Bien des points demeurent troublants : 1) Mme Barrat n’a pas pu gagner seule l’endroit de la rivière où on l’a retrouvée : le chemin est impraticable pour elle, qui ne marche qu’avec peine. Peut-être même n’y était-elle pas encore au moment des premières battues, car 2 gendarmes et 1 chien policier sont passés à 10 mètres de là sans rien voir. 2) les versions fantaisistes données par Lucie Roussel et Mme Labrut ne cachent peut-être que le désir de conserver les quelques billets de la défunte. Le pendule a conduit le début de l’enquête et dévoile à son médium, M. Gay-Hampe, que Mme Barrat a été assassinée par un homme qui est parti, son coup fait, à Paris, et détroussée par une femme qui possède encore l’argent.

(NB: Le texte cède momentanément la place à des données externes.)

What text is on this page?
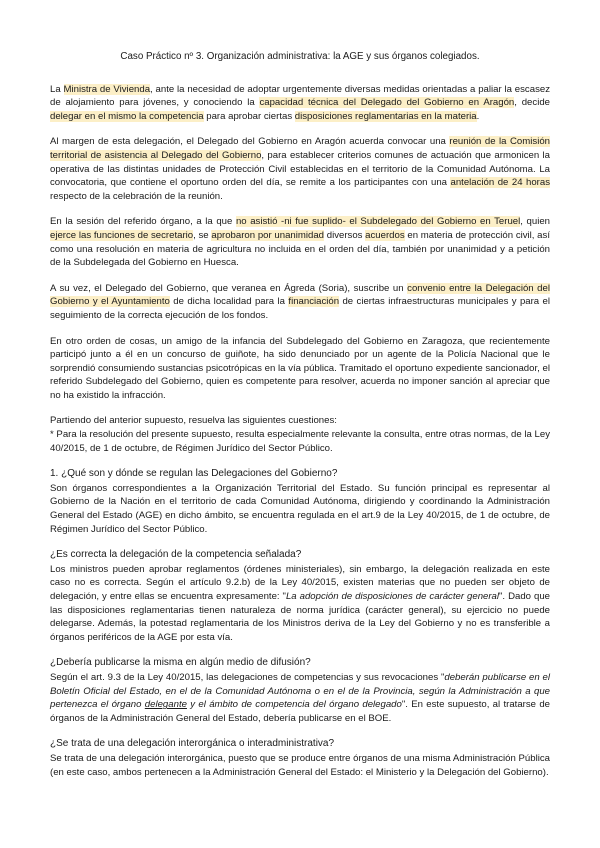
Caso Práctico nº 3. Organización administrativa: la AGE y sus órganos colegiados.

La Ministra de Vivienda, ante la necesidad de adoptar urgentemente diversas medidas orientadas a paliar la escasez de alojamiento para jóvenes, y conociendo la capacidad técnica del Delegado del Gobierno en Aragón, decide delegar en el mismo la competencia para aprobar ciertas disposiciones reglamentarias en la materia.

Al margen de esta delegación, el Delegado del Gobierno en Aragón acuerda convocar una reunión de la Comisión territorial de asistencia al Delegado del Gobierno, para establecer criterios comunes de actuación que armonicen la operativa de las distintas unidades de Protección Civil establecidas en el territorio de la Comunidad Autónoma. La convocatoria, que contiene el oportuno orden del día, se remite a los participantes con una antelación de 24 horas respecto de la celebración de la reunión.

En la sesión del referido órgano, a la que no asistió -ni fue suplido- el Subdelegado del Gobierno en Teruel, quien ejerce las funciones de secretario, se aprobaron por unanimidad diversos acuerdos en materia de protección civil, así como una resolución en materia de agricultura no incluida en el orden del día, también por unanimidad y a petición de la Subdelegada del Gobierno en Huesca.

A su vez, el Delegado del Gobierno, que veranea en Ágreda (Soria), suscribe un convenio entre la Delegación del Gobierno y el Ayuntamiento de dicha localidad para la financiación de ciertas infraestructuras municipales y para el seguimiento de la correcta ejecución de los fondos.

En otro orden de cosas, un amigo de la infancia del Subdelegado del Gobierno en Zaragoza, que recientemente participó junto a él en un concurso de guiñote, ha sido denunciado por un agente de la Policía Nacional que le sorprendió consumiendo sustancias psicotrópicas en la vía pública. Tramitado el oportuno expediente sancionador, el referido Subdelegado del Gobierno, quien es competente para resolver, acuerda no imponer sanción al apreciar que no ha existido la infracción.

Partiendo del anterior supuesto, resuelva las siguientes cuestiones:

* Para la resolución del presente supuesto, resulta especialmente relevante la consulta, entre otras normas, de la Ley 40/2015, de 1 de octubre, de Régimen Jurídico del Sector Público.

1. ¿Qué son y dónde se regulan las Delegaciones del Gobierno?

Son órganos correspondientes a la Organización Territorial del Estado. Su función principal es representar al Gobierno de la Nación en el territorio de cada Comunidad Autónoma, dirigiendo y coordinando la Administración General del Estado (AGE) en dicho ámbito, se encuentra regulada en el art.9 de la Ley 40/2015, de 1 de octubre, de Régimen Jurídico del Sector Público.

¿Es correcta la delegación de la competencia señalada?

Los ministros pueden aprobar reglamentos (órdenes ministeriales), sin embargo, la delegación realizada en este caso no es correcta. Según el artículo 9.2.b) de la Ley 40/2015, existen materias que no pueden ser objeto de delegación, y entre ellas se encuentra expresamente: "La adopción de disposiciones de carácter general". Dado que las disposiciones reglamentarias tienen naturaleza de norma jurídica (carácter general), su ejercicio no puede delegarse. Además, la potestad reglamentaria de los Ministros deriva de la Ley del Gobierno y no es transferible a órganos periféricos de la AGE por esta vía.

¿Debería publicarse la misma en algún medio de difusión?

Según el art. 9.3 de la Ley 40/2015, las delegaciones de competencias y sus revocaciones "deberán publicarse en el Boletín Oficial del Estado, en el de la Comunidad Autónoma o en el de la Provincia, según la Administración a que pertenezca el órgano delegante y el ámbito de competencia del órgano delegado". En este supuesto, al tratarse de órganos de la Administración General del Estado, debería publicarse en el BOE.

¿Se trata de una delegación interorgánica o interadministrativa?

Se trata de una delegación interorgánica, puesto que se produce entre órganos de una misma Administración Pública (en este caso, ambos pertenecen a la Administración General del Estado: el Ministerio y la Delegación del Gobierno).
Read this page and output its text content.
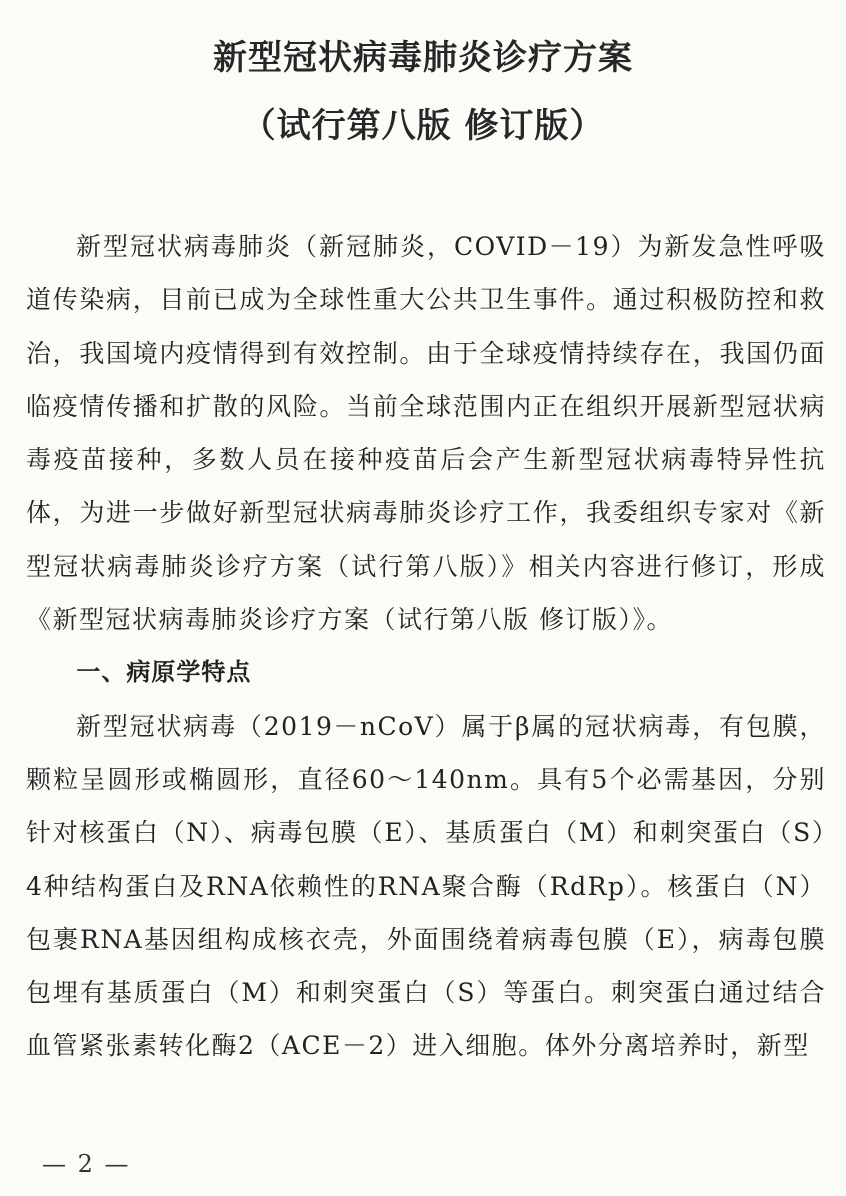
新型冠状病毒肺炎诊疗方案
（试行第八版 修订版）

新型冠状病毒肺炎（新冠肺炎，COVID－19）为新发急性呼吸道传染病，目前已成为全球性重大公共卫生事件。通过积极防控和救治，我国境内疫情得到有效控制。由于全球疫情持续存在，我国仍面临疫情传播和扩散的风险。当前全球范围内正在组织开展新型冠状病毒疫苗接种，多数人员在接种疫苗后会产生新型冠状病毒特异性抗体，为进一步做好新型冠状病毒肺炎诊疗工作，我委组织专家对《新型冠状病毒肺炎诊疗方案（试行第八版）》相关内容进行修订，形成《新型冠状病毒肺炎诊疗方案（试行第八版 修订版）》。

一、病原学特点

新型冠状病毒（2019－nCoV）属于β属的冠状病毒，有包膜，颗粒呈圆形或椭圆形，直径60～140nm。具有5个必需基因，分别针对核蛋白（N）、病毒包膜（E）、基质蛋白（M）和刺突蛋白（S）4种结构蛋白及RNA依赖性的RNA聚合酶（RdRp）。核蛋白（N）包裹RNA基因组构成核衣壳，外面围绕着病毒包膜（E），病毒包膜包埋有基质蛋白（M）和刺突蛋白（S）等蛋白。刺突蛋白通过结合血管紧张素转化酶2（ACE－2）进入细胞。体外分离培养时，新型

— 2 —
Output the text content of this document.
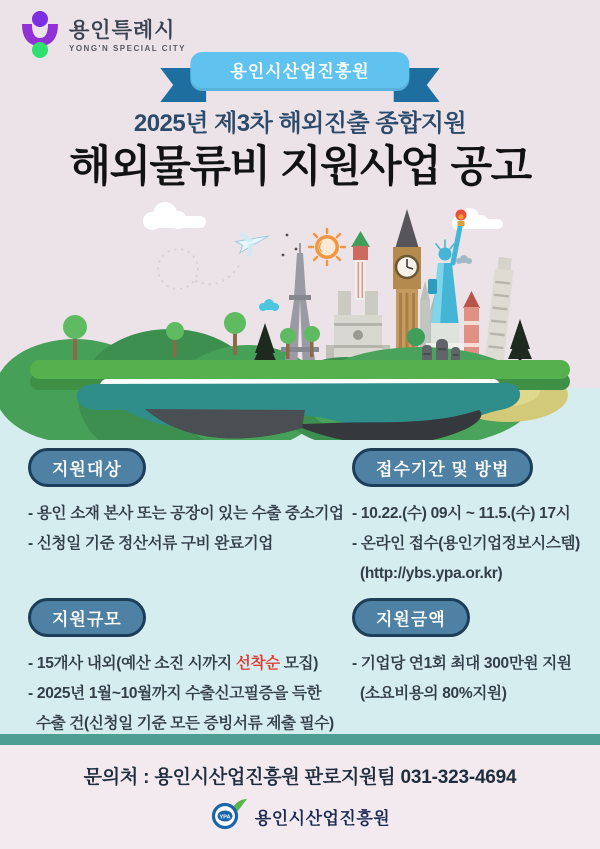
용인특례시
YONG'N SPECIAL CITY
용인시산업진흥원
2025년 제3차 해외진출 종합지원
해외물류비 지원사업 공고
지원대상
- 용인 소재 본사 또는 공장이 있는 수출 중소기업
- 신청일 기준 정산서류 구비 완료기업
접수기간 및 방법
- 10.22.(수) 09시 ~ 11.5.(수) 17시
- 온라인 접수(용인기업정보시스템)
(http://ybs.ypa.or.kr)
지원규모
- 15개사 내외(예산 소진 시까지 선착순 모집)
- 2025년 1월~10월까지 수출신고필증을 득한
수출 건(신청일 기준 모든 증빙서류 제출 필수)
지원금액
- 기업당 연1회 최대 300만원 지원
(소요비용의 80%지원)
문의처 : 용인시산업진흥원 판로지원팀 031-323-4694
YPA 용인시산업진흥원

Coup de théâtre lors de la reconstitution : " J'ai
menti ", avoua Mme... Le 20 avril 1953, elle paraît devant la Cour d'Assises de l'Aube. Le Président : " Vous vous êtes acharnée sur elle, vous avez eu ce triste courage. Sans aucun affolement,
vous l'avez dévalisée. Tout était méticuleusement préparé pour égarer les soupçons ". Avant que les jurés ne se retirent, Mme ... eut ce tardif repentir : " Je demande pardon à la Société ".
3/4 d'heure plus tard, le Président prononçait le verdict : " 15 ans de travaux forcés " pour la diabolique de Chamoy.